Personal blog - and temporary home page until new website is finished - of writer, editor and graphic artist Christopher Mills


Tuesday, March 09, 2010

Missing Mickey

Today is Mickey Spillane's birthday. If I counted right (never a sure thing), he would have been 92 years old this year. I discovered Mickey's work - specifically I, The Jury - when I was in high school, and I've never been the same since.

I had the great good fortune to work tangentially with Mickey back in the 90s, when I edited the monthly comic book Mickey Spillane's Mike Danger, co-created and written by Max Allan Collins, for Tekno*Comix. I spoke with Mickey several times over the phone, he graciously signed my few Mike Hammer hardcovers, and we met in person just once, when he visited the Tekno offices in Boca Raton.

Ironically - or at least interestingly - that was on his birthday, too. We all went out to lunch, and when the waitress brought him his complimentary birthday dessert, he thanked her and sent her on her way with a charming smile. He then turned to me and slid the dish across the table. "This isn't on my diet," he said. "Here. You have it."

Conscious of my steadily expanding girth, I declined. That's when he fixed me with his gunsight eyes and said, in a gravely semi-whisper: "Eat it."

I flashed on the scene in the movie The Girl Hunters, where Spillane, playing Mike Hammer, popped a bullet out of the clip of his .45 and rolled it across a bar to a greasy sleazebag with an icepick. "Eat it," he growled. The punk did.

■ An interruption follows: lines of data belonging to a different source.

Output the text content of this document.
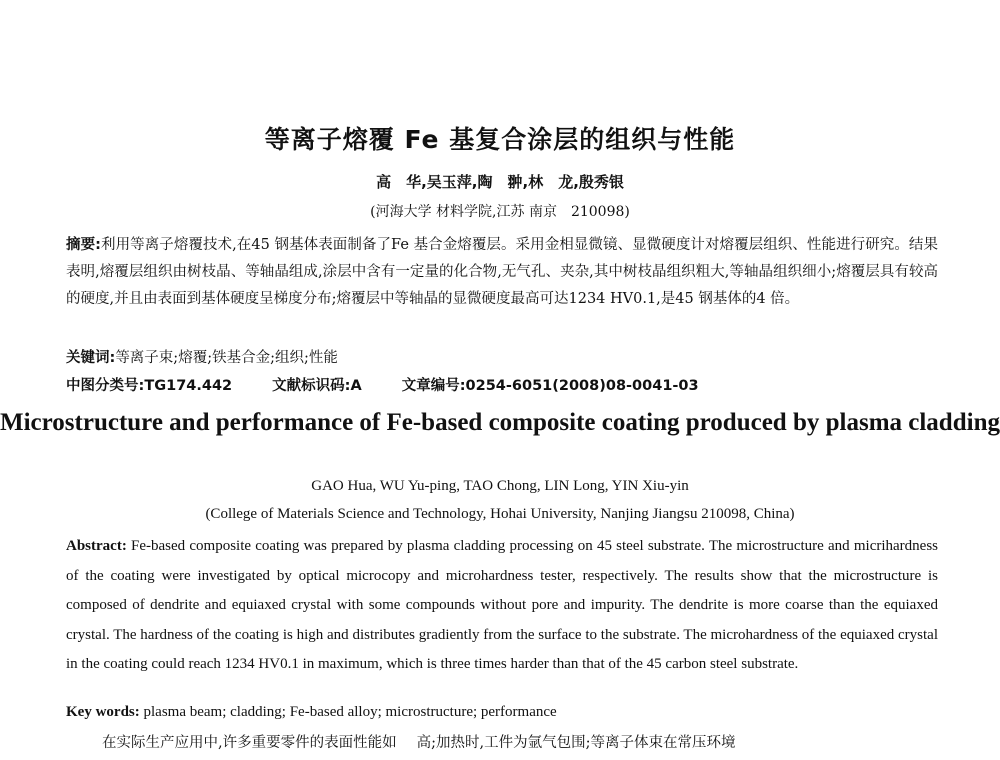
等离子熔覆 Fe 基复合涂层的组织与性能
高　华,吴玉萍,陶　翀,林　龙,殷秀银
(河海大学 材料学院,江苏 南京　210098)
摘要:利用等离子熔覆技术,在45 钢基体表面制备了Fe 基合金熔覆层。采用金相显微镜、显微硬度计对熔覆层组织、性能进行研究。结果表明,熔覆层组织由树枝晶、等轴晶组成,涂层中含有一定量的化合物,无气孔、夹杂,其中树枝晶组织粗大,等轴晶组织细小;熔覆层具有较高的硬度,并且由表面到基体硬度呈梯度分布;熔覆层中等轴晶的显微硬度最高可达1234 HV0.1,是45 钢基体的4 倍。
关键词:等离子束;熔覆;铁基合金;组织;性能
中图分类号:TG174.442	文献标识码:A	文章编号:0254-6051(2008)08-0041-03
Microstructure and performance of Fe-based composite coating produced by plasma cladding
GAO Hua, WU Yu-ping, TAO Chong, LIN Long, YIN Xiu-yin
(College of Materials Science and Technology, Hohai University, Nanjing Jiangsu 210098, China)
Abstract: Fe-based composite coating was prepared by plasma cladding processing on 45 steel substrate. The microstructure and micrihardness of the coating were investigated by optical microcopy and microhardness tester, respectively. The results show that the microstructure is composed of dendrite and equiaxed crystal with some compounds without pore and impurity. The dendrite is more coarse than the equiaxed crystal. The hardness of the coating is high and distributes gradiently from the surface to the substrate. The microhardness of the equiaxed crystal in the coating could reach 1234 HV0.1 in maximum, which is three times harder than that of the 45 carbon steel substrate.
Key words: plasma beam; cladding; Fe-based alloy; microstructure; performance
在实际生产应用中,许多重要零件的表面性能如 高;加热时,工件为氩气包围;等离子体束在常压环境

I was no braver - and that cheesecake was much more palatable than a .45 bullet. I ate the damned dessert.

I miss you, Mick. For that story and all the others you gave me - and millions of other grateful readers.

3 comments:

Michael May said...

That's an awesome story. Thanks for sharing that.

Martin Powell said...

I remember meeting Mickey that same day, with great fondness. I asked him a few questions about his pulp magazine work and I was delighted to learn that he'd been friends with Lester Dent, and told a couple quick stories about him. Never be another Mickey Spillane.

El Vox said...

Interesting story. There used to be an archive interview with him on the Fresh Air NPR program. It shed a bit of light on his thinking process and personality.